La Haute-Gaspésie demande un statut d'exception pour freiner la dévitalisation


Publié le 14 février 2017

Les élus de la Haute-Gaspésie ont résolu à l'unanimité de demander aux deux paliers de gouvernement d'offrir un statut d'exception à la Haute-Gaspésie pour les dix prochaines années.

©Photo TC Media - Dominique Fortier

Afin de lutter contre la dévitalisation et la décroissance de la population, les élus de la Haute-Gaspésie demandent aux deux paliers de gouvernement d'octroyer un statut particulier à la MRC pour les dix prochaines années.

:«On n'a pas eu beaucoup d'annonces ces dernières années, lance le préfet, Allen Cormier. Nous sommes dus pour un bon coup de barre afin de faire avancer nos dossiers plus rapidement. »

Ce constat tombe quelques jours après la publication des nouvelles données de recensement qui confirment une décroissance de la population dans l'ensemble des municipalités de la MRC à l'exception de Mont-Louis.

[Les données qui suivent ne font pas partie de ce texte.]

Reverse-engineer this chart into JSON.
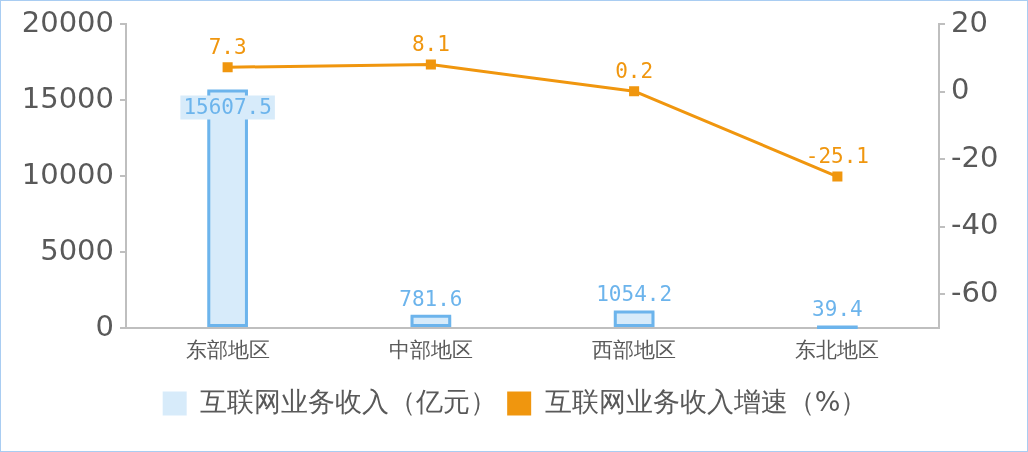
{
  "chart_data": {
    "type": "bar",
    "categories": [
      "东部地区",
      "中部地区",
      "西部地区",
      "东北地区"
    ],
    "series": [
      {
        "name": "互联网业务收入（亿元）",
        "color": "#6cb4ec",
        "values": [
          15607.5,
          781.6,
          1054.2,
          39.4
        ]
      },
      {
        "name": "互联网业务收入增速（%）",
        "type": "line",
        "axis": "y2",
        "color": "#f0960e",
        "values": [
          7.3,
          8.1,
          0.2,
          -25.1
        ]
      }
    ],
    "ylim": [
      0,
      20000
    ],
    "yticks": [
      0,
      5000,
      10000,
      15000,
      20000
    ],
    "y2lim": [
      -70,
      20
    ],
    "y2ticks": [
      -60,
      -40,
      -20,
      0,
      20
    ],
    "grid": false,
    "legend": "bottom",
    "marker": "square",
    "line_style": "solid",
    "data_labels": true
  }
}
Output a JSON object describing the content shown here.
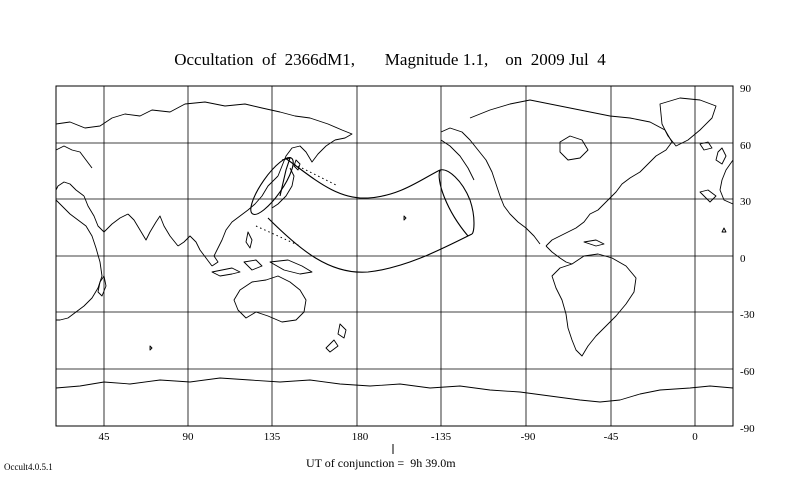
{
  "title": "Occultation  of  2366dM1,       Magnitude 1.1,    on  2009 Jul  4",
  "footer": {
    "version": "Occult4.0.5.1",
    "conjunction": "UT of conjunction =  9h 39.0m"
  },
  "map": {
    "projection": "equirectangular",
    "lon_labels": [
      "45",
      "90",
      "135",
      "180",
      "-135",
      "-90",
      "-45",
      "0"
    ],
    "lat_labels": [
      "90",
      "60",
      "30",
      "0",
      "-30",
      "-60",
      "-90"
    ],
    "grid": true,
    "colors": {
      "lines": "#000000",
      "background": "#ffffff"
    }
  }
}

Dans le cas de Sainte-Anne-des-Monts, on constate une chute de 7,2 % de la population, soit la plus importante décroissance pour une municipalité québécoise de 5 000 habitants et plus.

Les élus de la Haute-Gaspésie dénoncent également l'austérité libérale des dernières années qui, selon eux, a contribué à freiner le développement économique de la MRC. L'abolition de la Conférence régionale des élus, les coupures au niveau du financement des instances locales de développement et la centralisation des soins de santé dont Optilab ont été données en exemple.

Le maire de Sainte-Anne-des-Monts, Simon Deschênes abonde dans le même sens. « Nous sommes rendus à ce point-là. Malgré les efforts que nous faisons, nous avons besoin d'un coup de main pour accélérer notre développement. »

Demandes claires

Pour la MRC de la Haute-Gaspésie, la solution passe des interventions accrues des gouvernements du Québec et du Canada sur une période de dix ans afin de contrer la dévitalisation et la décroissance. On demande que les projets déposés soient traités plus rapidement, avec un préjugé favorable. On pense, entre autres, à l'implantation de nouvelles formations professionnelles, la mise à niveau de l'aéroport et une enveloppe financière récurrente pour Exploramer. « Depuis le jour où l'ex-ministre de l'Éducation, Yves Bolduc, nous avait annoncé qu'on aurait droit à une nouvelle offre de formation professionnelle, il s'est écoulé deux ans sans que rien ne se passe », explique Allen Cormier.

D'autres exemples d'actions concrètes du gouvernement touchent la fiscalité pour les nouvelles entreprises, l'implantation de centres d'appels dans le secteur public, des crédits d'impôts pour le retour des jeunes diplômés dans la MRC, des bourses pour les nouveaux arrivants ainsi que le lancement de travaux routiers et de lutte à l'érosion des berges.

Rappelons que près de la moitié de la population de la Haute-Gaspésie est âgée de 55 ans et plus et qu'il y a davantage de décès que de naissances qui sont enregistrés chaque année. Le taux de chômage frise les 15 % et le solde migratoire est négatif. Le revenu moyen disponible par habitant se situe autour de 20 000 $ par année.